Pour la première fois depuis une semaine, . Après avoir regretté une opportunité manquée la veille, tout en s'estimant chanceux, le leader du Dakar a fait une moins bonne opération sur la deuxième partie de l'étape marathon. Des petites erreurs et imprécisions en fin de parcours, s'ajoutant à une position d'ouvreur, lui ont valu de terminer à trois minutes de son rival qatari, qui revient à moins de cinq minutes au classement général.

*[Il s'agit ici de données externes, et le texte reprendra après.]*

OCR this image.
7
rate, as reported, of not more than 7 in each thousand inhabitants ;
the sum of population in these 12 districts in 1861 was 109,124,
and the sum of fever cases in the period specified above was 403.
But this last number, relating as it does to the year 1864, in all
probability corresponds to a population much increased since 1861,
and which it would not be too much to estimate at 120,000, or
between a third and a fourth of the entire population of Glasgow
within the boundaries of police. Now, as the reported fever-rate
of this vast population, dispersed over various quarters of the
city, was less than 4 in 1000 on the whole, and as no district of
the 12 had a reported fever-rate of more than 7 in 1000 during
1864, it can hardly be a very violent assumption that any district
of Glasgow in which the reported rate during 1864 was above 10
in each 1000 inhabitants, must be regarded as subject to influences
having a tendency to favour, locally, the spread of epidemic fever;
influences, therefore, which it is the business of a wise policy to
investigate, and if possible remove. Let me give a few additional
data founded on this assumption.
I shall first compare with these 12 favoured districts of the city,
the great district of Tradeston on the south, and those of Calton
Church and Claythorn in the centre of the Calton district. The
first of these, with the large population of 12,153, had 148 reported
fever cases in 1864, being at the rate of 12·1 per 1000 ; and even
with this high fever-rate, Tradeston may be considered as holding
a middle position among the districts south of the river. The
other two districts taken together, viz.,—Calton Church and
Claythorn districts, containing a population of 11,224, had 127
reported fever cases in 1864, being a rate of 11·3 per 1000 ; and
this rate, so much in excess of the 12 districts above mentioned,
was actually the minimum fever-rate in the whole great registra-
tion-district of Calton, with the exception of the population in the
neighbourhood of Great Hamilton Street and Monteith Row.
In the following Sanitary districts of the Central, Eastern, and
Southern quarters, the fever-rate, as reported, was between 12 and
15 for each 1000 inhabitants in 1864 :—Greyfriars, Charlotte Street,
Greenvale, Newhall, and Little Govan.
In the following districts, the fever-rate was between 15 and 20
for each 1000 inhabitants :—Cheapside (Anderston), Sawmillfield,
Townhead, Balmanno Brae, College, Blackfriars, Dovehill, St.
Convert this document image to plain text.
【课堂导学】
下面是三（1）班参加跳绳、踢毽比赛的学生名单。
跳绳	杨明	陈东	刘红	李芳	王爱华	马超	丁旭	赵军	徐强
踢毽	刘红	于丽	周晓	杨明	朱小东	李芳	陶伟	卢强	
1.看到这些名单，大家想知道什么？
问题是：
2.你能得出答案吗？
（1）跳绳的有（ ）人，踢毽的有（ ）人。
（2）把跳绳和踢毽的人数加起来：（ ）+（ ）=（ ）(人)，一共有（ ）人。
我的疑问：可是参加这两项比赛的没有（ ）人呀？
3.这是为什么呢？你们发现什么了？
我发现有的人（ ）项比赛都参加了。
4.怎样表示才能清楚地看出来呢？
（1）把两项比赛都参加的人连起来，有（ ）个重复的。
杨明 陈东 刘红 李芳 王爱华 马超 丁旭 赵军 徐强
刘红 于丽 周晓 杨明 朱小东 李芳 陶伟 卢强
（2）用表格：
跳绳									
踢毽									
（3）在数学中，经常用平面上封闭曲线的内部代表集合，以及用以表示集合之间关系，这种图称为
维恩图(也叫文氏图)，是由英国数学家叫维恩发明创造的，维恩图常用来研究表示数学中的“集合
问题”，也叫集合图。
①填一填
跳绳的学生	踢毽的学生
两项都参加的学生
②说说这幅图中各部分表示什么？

"Assez rapidement dans la spéciale on s'est retrouvé première voiture, et je dois dire que dans la dernière partie, on a un peu hésité", explique Peterhansel à l'arrivée à Neom. "En plus j'ai loupé quelques notes d’Édouard [Boulanger, son copilote], et donc on a fait des demi-tours, on a perdu un tout petit peu de temps. On n'a pas fait la spéciale parfaite. Mais bon, ça va, on garde le contact. Hier on avait cassé un triangle, donc hier soir on avait un camion d'assistance rapide qui nous a réparé tout ça. On est reparti dans des bonnes conditions, comme si de rien n'était."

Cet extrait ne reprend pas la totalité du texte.